Em Lisboa, há a Delegação Económica e Comercial de Macau e há, a funcionar nas instalações desta, mas com ela não se confundindo, o CPITMP.
Daí que, ao pessoal que presta serviço no CPITMP, não sendo este uma delegação da RAEM, não sejam aplicáveis as normas especiais resultantes do Regulamento Administrativo 20/2003.
De resto, o Despacho do Chefe do Executivo n.º 154/2005, que criou o CPITMP, embora contenha normas relativas ao pessoal que ali presta funções, nomeadamente os respectivos n.ºs 5, 6 e 7, em lado algum estende a aplicação a esse pessoal das normas especiais do Regulamento Administrativo n.º 20/2003. Pelo contrário. O Despacho especificou, relativamente ao coordenador do CPITMP,  que este é remunerado segundo o índice 700 da tabela indiciária (cfr. o ponto 5 do Despacho do Chefe do Executivo n.º 154/2005), para além, naturalmente das componentes remuneratórias previstas, em geral para os trabalhadores da Administração Pública, no ETAPM.

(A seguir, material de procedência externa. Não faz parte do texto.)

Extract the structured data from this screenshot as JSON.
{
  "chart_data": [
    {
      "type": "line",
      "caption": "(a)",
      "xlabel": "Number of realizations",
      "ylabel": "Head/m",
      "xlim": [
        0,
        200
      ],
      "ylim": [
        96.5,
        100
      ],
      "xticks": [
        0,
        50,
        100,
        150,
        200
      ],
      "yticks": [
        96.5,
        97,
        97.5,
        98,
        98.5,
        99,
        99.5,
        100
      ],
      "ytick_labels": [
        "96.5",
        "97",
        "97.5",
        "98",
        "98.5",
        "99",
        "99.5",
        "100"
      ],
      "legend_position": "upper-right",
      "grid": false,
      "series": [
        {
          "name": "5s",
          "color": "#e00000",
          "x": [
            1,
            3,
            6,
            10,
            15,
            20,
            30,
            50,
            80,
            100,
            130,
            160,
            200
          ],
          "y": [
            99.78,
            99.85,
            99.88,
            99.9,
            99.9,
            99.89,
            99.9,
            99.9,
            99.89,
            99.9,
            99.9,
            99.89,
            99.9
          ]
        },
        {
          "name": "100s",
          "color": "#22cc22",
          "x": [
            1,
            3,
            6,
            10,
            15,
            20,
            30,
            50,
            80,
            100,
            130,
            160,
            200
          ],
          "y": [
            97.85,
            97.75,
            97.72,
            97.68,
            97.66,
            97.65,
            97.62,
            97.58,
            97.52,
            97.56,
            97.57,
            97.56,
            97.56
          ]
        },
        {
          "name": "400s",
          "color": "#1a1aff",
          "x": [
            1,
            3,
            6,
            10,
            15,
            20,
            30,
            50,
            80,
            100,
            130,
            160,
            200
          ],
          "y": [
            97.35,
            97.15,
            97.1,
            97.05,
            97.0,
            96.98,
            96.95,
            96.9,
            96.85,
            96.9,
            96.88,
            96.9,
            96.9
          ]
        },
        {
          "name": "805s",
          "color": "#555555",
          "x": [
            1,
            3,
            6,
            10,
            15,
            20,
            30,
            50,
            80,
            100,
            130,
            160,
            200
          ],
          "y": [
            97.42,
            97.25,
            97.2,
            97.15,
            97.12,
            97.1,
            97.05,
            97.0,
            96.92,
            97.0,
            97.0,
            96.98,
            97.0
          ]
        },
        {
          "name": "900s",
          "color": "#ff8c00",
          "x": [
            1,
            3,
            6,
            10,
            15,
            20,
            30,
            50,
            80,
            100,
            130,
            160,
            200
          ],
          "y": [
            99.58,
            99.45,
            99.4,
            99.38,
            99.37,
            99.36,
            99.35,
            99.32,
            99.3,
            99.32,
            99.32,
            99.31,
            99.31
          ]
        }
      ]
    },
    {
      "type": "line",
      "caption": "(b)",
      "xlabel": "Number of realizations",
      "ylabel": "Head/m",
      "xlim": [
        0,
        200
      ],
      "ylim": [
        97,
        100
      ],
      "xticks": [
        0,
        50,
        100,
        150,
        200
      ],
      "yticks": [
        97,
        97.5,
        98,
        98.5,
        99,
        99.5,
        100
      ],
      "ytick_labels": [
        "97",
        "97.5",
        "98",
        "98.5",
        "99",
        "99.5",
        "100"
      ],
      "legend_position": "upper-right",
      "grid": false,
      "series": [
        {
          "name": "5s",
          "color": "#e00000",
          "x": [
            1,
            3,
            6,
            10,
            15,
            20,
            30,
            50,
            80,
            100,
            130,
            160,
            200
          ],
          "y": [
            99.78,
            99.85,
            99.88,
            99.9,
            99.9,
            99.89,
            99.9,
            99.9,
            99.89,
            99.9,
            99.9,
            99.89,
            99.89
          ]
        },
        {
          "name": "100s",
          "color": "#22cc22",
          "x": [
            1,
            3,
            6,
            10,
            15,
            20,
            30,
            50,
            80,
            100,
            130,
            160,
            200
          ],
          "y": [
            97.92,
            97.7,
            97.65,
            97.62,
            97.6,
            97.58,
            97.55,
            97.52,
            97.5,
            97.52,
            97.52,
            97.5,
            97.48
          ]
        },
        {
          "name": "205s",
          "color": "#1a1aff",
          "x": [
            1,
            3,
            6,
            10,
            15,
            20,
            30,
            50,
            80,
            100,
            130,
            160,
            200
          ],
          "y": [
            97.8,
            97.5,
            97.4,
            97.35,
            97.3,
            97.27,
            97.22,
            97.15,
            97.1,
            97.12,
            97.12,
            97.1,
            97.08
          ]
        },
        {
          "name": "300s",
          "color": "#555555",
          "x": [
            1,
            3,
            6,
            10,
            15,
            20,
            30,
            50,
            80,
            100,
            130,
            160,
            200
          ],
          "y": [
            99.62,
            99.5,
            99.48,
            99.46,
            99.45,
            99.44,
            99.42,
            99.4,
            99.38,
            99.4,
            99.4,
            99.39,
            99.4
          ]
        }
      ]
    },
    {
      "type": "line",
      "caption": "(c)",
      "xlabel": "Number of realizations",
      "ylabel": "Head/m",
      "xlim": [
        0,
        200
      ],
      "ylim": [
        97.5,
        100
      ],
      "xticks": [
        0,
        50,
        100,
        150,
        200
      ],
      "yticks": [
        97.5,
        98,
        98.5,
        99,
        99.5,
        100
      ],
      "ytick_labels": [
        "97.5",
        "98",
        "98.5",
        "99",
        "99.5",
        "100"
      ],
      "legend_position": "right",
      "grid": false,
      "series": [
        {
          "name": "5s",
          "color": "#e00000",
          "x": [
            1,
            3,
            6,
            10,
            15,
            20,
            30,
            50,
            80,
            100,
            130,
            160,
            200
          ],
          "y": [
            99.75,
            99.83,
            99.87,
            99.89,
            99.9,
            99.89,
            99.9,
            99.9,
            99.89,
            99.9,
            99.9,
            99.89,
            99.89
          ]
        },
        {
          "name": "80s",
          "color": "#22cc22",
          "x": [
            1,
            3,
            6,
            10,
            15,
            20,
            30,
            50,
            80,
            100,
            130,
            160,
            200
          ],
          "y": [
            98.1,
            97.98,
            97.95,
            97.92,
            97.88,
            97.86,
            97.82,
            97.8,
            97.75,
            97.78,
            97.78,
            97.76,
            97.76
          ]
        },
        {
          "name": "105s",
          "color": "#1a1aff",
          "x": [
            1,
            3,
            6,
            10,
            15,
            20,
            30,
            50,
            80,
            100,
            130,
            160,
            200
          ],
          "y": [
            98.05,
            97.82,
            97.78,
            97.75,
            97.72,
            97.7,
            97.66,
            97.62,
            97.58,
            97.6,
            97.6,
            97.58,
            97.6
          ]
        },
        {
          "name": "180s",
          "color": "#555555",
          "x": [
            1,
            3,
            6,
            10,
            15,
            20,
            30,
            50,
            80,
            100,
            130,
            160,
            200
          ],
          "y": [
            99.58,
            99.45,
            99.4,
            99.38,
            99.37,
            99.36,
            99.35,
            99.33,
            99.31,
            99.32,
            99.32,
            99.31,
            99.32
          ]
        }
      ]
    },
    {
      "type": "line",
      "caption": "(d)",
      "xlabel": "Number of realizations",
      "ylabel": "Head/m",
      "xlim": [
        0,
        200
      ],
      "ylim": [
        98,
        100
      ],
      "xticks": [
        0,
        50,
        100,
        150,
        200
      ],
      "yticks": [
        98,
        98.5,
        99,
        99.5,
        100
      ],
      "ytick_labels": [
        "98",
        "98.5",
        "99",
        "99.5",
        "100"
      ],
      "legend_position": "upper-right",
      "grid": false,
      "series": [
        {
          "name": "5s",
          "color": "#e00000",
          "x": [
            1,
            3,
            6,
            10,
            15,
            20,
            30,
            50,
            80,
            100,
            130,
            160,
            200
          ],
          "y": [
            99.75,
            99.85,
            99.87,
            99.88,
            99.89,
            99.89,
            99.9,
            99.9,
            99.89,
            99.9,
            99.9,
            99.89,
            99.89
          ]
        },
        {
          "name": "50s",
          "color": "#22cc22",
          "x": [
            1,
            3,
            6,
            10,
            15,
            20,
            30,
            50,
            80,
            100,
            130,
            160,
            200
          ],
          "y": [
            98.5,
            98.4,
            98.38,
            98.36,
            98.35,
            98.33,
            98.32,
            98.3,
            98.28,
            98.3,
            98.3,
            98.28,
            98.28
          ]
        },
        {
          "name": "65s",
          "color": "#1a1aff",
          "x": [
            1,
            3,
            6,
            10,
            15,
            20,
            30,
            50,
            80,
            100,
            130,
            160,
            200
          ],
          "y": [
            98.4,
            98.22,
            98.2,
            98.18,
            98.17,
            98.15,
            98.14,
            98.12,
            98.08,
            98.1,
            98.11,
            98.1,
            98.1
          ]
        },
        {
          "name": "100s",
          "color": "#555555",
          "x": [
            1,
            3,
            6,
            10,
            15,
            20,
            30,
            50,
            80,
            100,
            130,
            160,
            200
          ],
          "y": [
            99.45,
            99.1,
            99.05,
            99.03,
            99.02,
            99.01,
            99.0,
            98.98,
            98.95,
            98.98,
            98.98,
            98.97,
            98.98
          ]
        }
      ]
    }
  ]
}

Também não se pode dizer que existe uma lacuna carecedora de integração uma vez que parece claro que o autor da regulação normativa da matéria em causa, o Chefe do Executivo, não quis estender ao pessoal do CPITMP os direitos e as regalias previstas no Regulamento Administrativo 20/2003. Estabeleceu em relação ao pessoal das delegações e ao pessoal do CPITMP uma diferenciação que se justifica pelo facto de se tratar de estruturas administrativas muito diferentes entre si. Se quisesse ver aplicado o mesmo estatuto bastaria introduzir uma norma remissiva no Despacho n.º 154/2005. O certo é que não o fez.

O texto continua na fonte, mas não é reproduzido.